Company will operate as a separate business unit led by the current CEO

Oct 4, 2011 07:30 GMT  ·  By

Despite what PR nightmare the acquisition of Autonomy contributed to for HP, the deal was, in the end, sealed, as revealed by the newest press release on the latter's part.

When HP sacked its previous CEO and chose Meg Whitman to take his place, it was hoped that the new leader would revert those two infamous decisions that made the company's stock plummet in a matter of days.

One choice was spinning off the PC company, even though HP is practically the world leader in that segment.

The other was buying enterprise information manager Autonomy (makes software that searches e-mails, phone calls, tweets and other unstructured data) for a price that most everyone saw as large beyond reason ($10.4 billion / 7.86 billion Euro).

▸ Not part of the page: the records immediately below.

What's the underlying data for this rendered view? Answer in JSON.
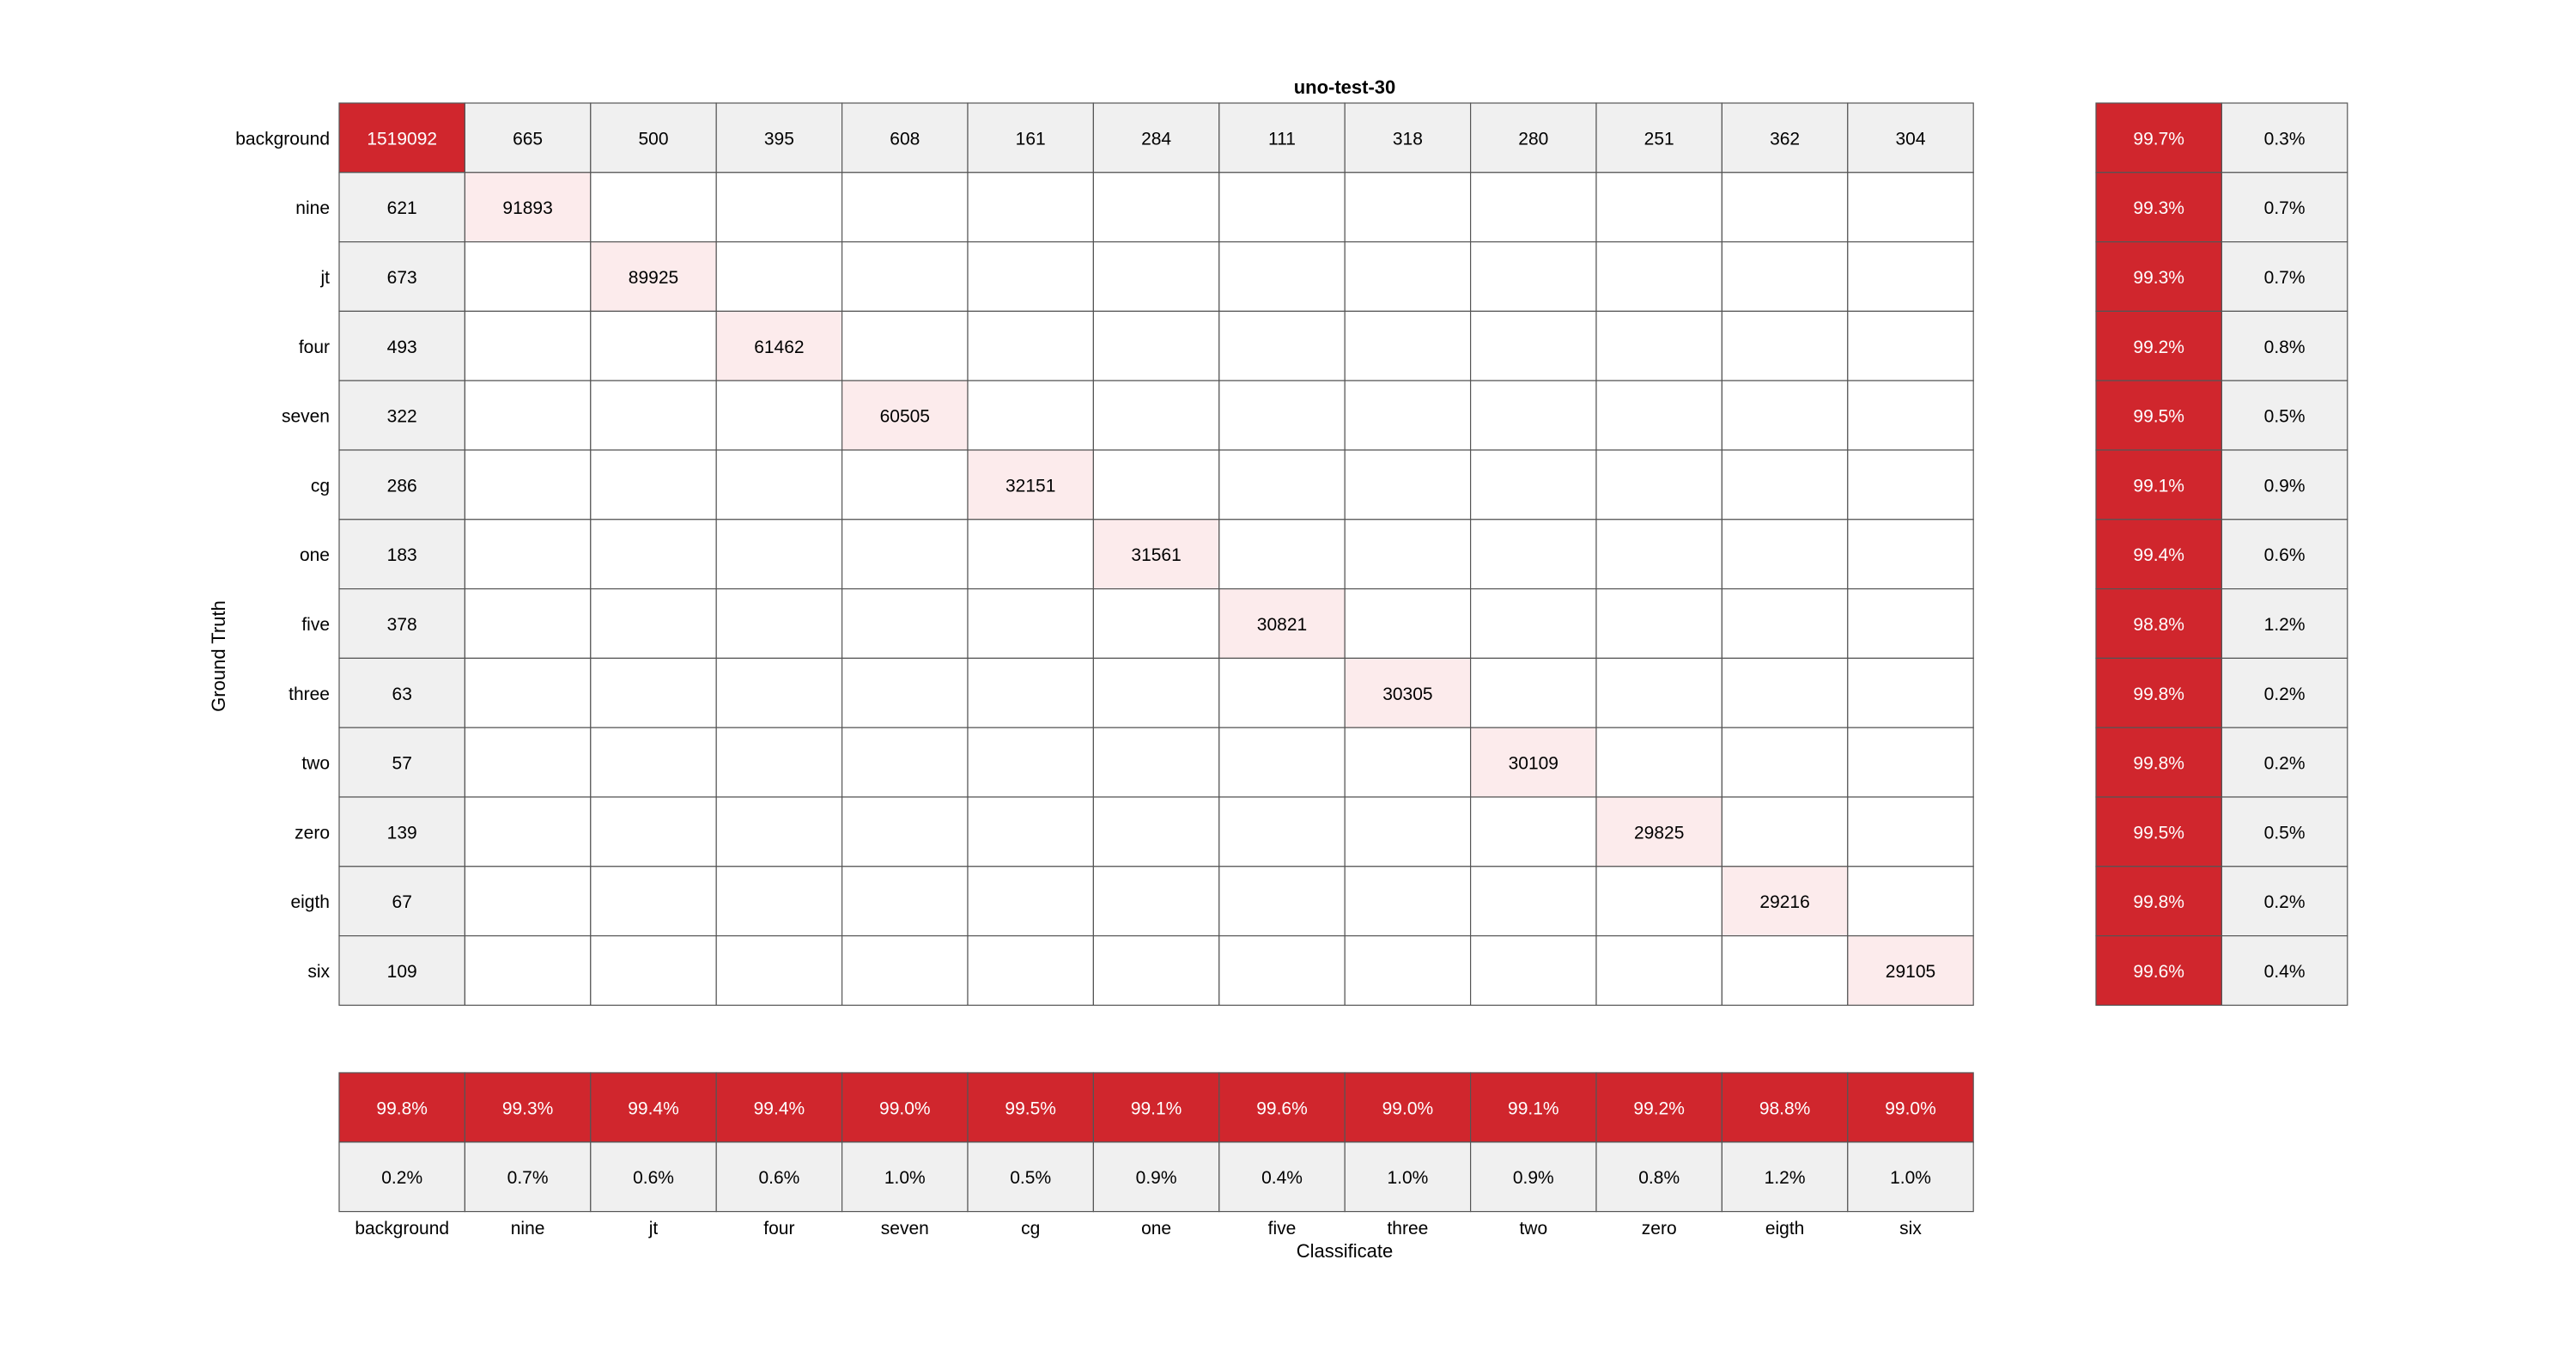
{
  "chart_data": {
    "type": "heatmap",
    "title": "uno-test-30",
    "xlabel": "Classificate",
    "ylabel": "Ground Truth",
    "classes": [
      "background",
      "nine",
      "jt",
      "four",
      "seven",
      "cg",
      "one",
      "five",
      "three",
      "two",
      "zero",
      "eigth",
      "six"
    ],
    "matrix": [
      [
        1519092,
        665,
        500,
        395,
        608,
        161,
        284,
        111,
        318,
        280,
        251,
        362,
        304
      ],
      [
        621,
        91893,
        null,
        null,
        null,
        null,
        null,
        null,
        null,
        null,
        null,
        null,
        null
      ],
      [
        673,
        null,
        89925,
        null,
        null,
        null,
        null,
        null,
        null,
        null,
        null,
        null,
        null
      ],
      [
        493,
        null,
        null,
        61462,
        null,
        null,
        null,
        null,
        null,
        null,
        null,
        null,
        null
      ],
      [
        322,
        null,
        null,
        null,
        60505,
        null,
        null,
        null,
        null,
        null,
        null,
        null,
        null
      ],
      [
        286,
        null,
        null,
        null,
        null,
        32151,
        null,
        null,
        null,
        null,
        null,
        null,
        null
      ],
      [
        183,
        null,
        null,
        null,
        null,
        null,
        31561,
        null,
        null,
        null,
        null,
        null,
        null
      ],
      [
        378,
        null,
        null,
        null,
        null,
        null,
        null,
        30821,
        null,
        null,
        null,
        null,
        null
      ],
      [
        63,
        null,
        null,
        null,
        null,
        null,
        null,
        null,
        30305,
        null,
        null,
        null,
        null
      ],
      [
        57,
        null,
        null,
        null,
        null,
        null,
        null,
        null,
        null,
        30109,
        null,
        null,
        null
      ],
      [
        139,
        null,
        null,
        null,
        null,
        null,
        null,
        null,
        null,
        null,
        29825,
        null,
        null
      ],
      [
        67,
        null,
        null,
        null,
        null,
        null,
        null,
        null,
        null,
        null,
        null,
        29216,
        null
      ],
      [
        109,
        null,
        null,
        null,
        null,
        null,
        null,
        null,
        null,
        null,
        null,
        null,
        29105
      ]
    ],
    "row_summary": {
      "correct": [
        "99.7%",
        "99.3%",
        "99.3%",
        "99.2%",
        "99.5%",
        "99.1%",
        "99.4%",
        "98.8%",
        "99.8%",
        "99.8%",
        "99.5%",
        "99.8%",
        "99.6%"
      ],
      "incorrect": [
        "0.3%",
        "0.7%",
        "0.7%",
        "0.8%",
        "0.5%",
        "0.9%",
        "0.6%",
        "1.2%",
        "0.2%",
        "0.2%",
        "0.5%",
        "0.2%",
        "0.4%"
      ]
    },
    "column_summary": {
      "correct": [
        "99.8%",
        "99.3%",
        "99.4%",
        "99.4%",
        "99.0%",
        "99.5%",
        "99.1%",
        "99.6%",
        "99.0%",
        "99.1%",
        "99.2%",
        "98.8%",
        "99.0%"
      ],
      "incorrect": [
        "0.2%",
        "0.7%",
        "0.6%",
        "0.6%",
        "1.0%",
        "0.5%",
        "0.9%",
        "0.4%",
        "1.0%",
        "0.9%",
        "0.8%",
        "1.2%",
        "1.0%"
      ]
    },
    "colors": {
      "strong": "#d0262d",
      "diagonal_light": "#fcebec",
      "offdiag": "#f0f0f0",
      "empty": "#ffffff",
      "grid": "#555555",
      "text_dark": "#000000",
      "text_light": "#ffffff"
    }
  }
}
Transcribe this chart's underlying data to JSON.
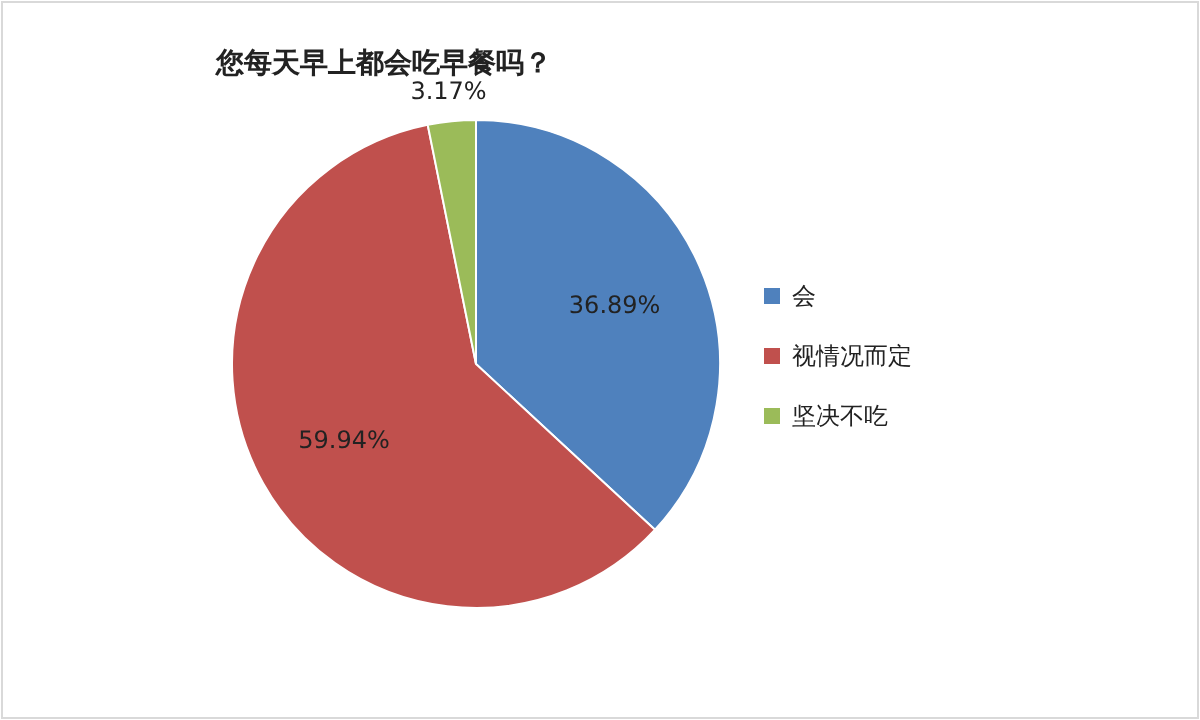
{
  "chart_data": {
    "type": "pie",
    "title": "您每天早上都会吃早餐吗？",
    "categories": [
      "会",
      "视情况而定",
      "坚决不吃"
    ],
    "values": [
      36.89,
      59.94,
      3.17
    ],
    "colors": [
      "#4f81bd",
      "#c0504d",
      "#9bbb59"
    ],
    "value_labels": [
      "36.89%",
      "59.94%",
      "3.17%"
    ],
    "legend": "right"
  }
}
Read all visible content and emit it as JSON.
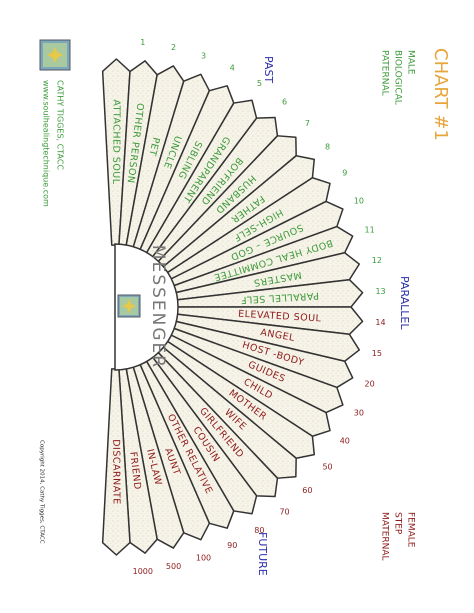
{
  "header": {
    "title": "CHART #1",
    "left_group": [
      "MALE",
      "BIOLOGICAL",
      "PATERNAL"
    ],
    "right_group": [
      "FEMALE",
      "STEP",
      "MATERNAL"
    ]
  },
  "author": {
    "name": "CATHY TIGGES, CTACC",
    "website": "www.soulhealingtechnique.com",
    "copyright": "Copyright 2014, Cathy Tigges, CTACC"
  },
  "center": {
    "label": "MESSENGER"
  },
  "zones": {
    "past": "PAST",
    "parallel": "PARALLEL",
    "future": "FUTURE"
  },
  "petals": {
    "left": [
      "ATTACHED SOUL",
      "OTHER PERSON",
      "PET",
      "UNCLE",
      "SIBLING",
      "GRANDPARENT",
      "BOYFRIEND",
      "HUSBAND",
      "FATHER",
      "HIGH-SELF",
      "SOURCE – GOD",
      "BODY HEAL COMMITTEE",
      "MASTERS",
      "PARALLEL SELF"
    ],
    "right": [
      "ELEVATED SOUL",
      "ANGEL",
      "HOST -BODY",
      "GUIDES",
      "CHILD",
      "MOTHER",
      "WIFE",
      "GIRLFRIEND",
      "COUSIN",
      "OTHER RELATIVE",
      "AUNT",
      "IN-LAW",
      "FRIEND",
      "DISCARNATE"
    ]
  },
  "numbers": [
    1,
    2,
    3,
    4,
    5,
    6,
    7,
    8,
    9,
    10,
    11,
    12,
    13,
    14,
    15,
    20,
    30,
    40,
    50,
    60,
    70,
    80,
    90,
    100,
    500,
    1000
  ]
}
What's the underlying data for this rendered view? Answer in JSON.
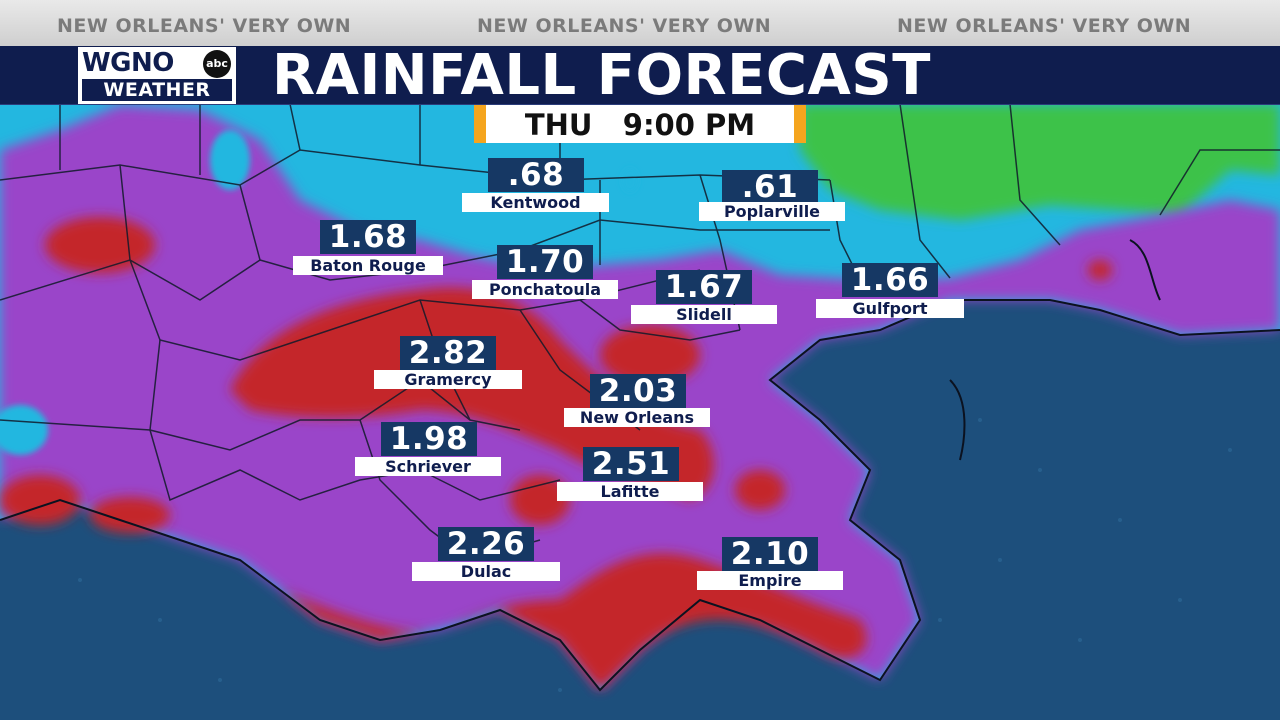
{
  "branding": {
    "tagline": "NEW ORLEANS' VERY OWN",
    "station": "WGNO",
    "network": "abc",
    "section": "WEATHER"
  },
  "title": "RAINFALL FORECAST",
  "time": {
    "day": "THU",
    "clock": "9:00 PM"
  },
  "colors": {
    "title_bar": "#0f1d4e",
    "time_accent": "#f5a51e",
    "label_value_bg": "#163864",
    "water": "#1d4f7c",
    "rain_green": "#3ec24a",
    "rain_cyan": "#23b7e0",
    "rain_purple": "#9a45c9",
    "rain_red": "#c4252a"
  },
  "locations": [
    {
      "name": "Kentwood",
      "value": ".68"
    },
    {
      "name": "Poplarville",
      "value": ".61"
    },
    {
      "name": "Baton Rouge",
      "value": "1.68"
    },
    {
      "name": "Ponchatoula",
      "value": "1.70"
    },
    {
      "name": "Slidell",
      "value": "1.67"
    },
    {
      "name": "Gulfport",
      "value": "1.66"
    },
    {
      "name": "Gramercy",
      "value": "2.82"
    },
    {
      "name": "New Orleans",
      "value": "2.03"
    },
    {
      "name": "Schriever",
      "value": "1.98"
    },
    {
      "name": "Lafitte",
      "value": "2.51"
    },
    {
      "name": "Dulac",
      "value": "2.26"
    },
    {
      "name": "Empire",
      "value": "2.10"
    }
  ]
}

Apparently, the latter decision was not reverted, an official announcement now stating that the transaction has been completed.

Then again, going by what analysts have been saying, it was quite likely that HP would not have been allowed to cancel the deal under British takeover regulations anyway.

Autonomy, at least, feels quite optimistic after this development, especially since it will operate as a separate unit led by current CEO Dr. Mike Lynch.

“This is a historic day for Autonomy, our employees and the customers we serve, as we combine HP’s phenomenal assets and Autonomy’s specialized skills to produce systems that handle all the information in the enterprise, regardless of the format it is in,” Lynch said.

“We are at the dawn of a new era when it is the ‘I’ in IT that is changing, not just the ‘T.’”

HP paid Autonomy shareholders £25.50 per share in cash (29.82 Euro / $39.41), though not all the capital was bought yet.

Only 87.34 percent of all shares were acquired (213,421,299) and the offer for the rest remains open.

“We are committed to helping our customers solve their toughest IT challenges. The exploding growth of unstructured and structured data and unlocking its value is the single largest opportunity for consumers, businesses and governments,” said Meg Whitman, HP president and chief executive officer.

“Autonomy significantly increases our capabilities to manage and extract meaning from that data to drive insight, foresight and better decision making.”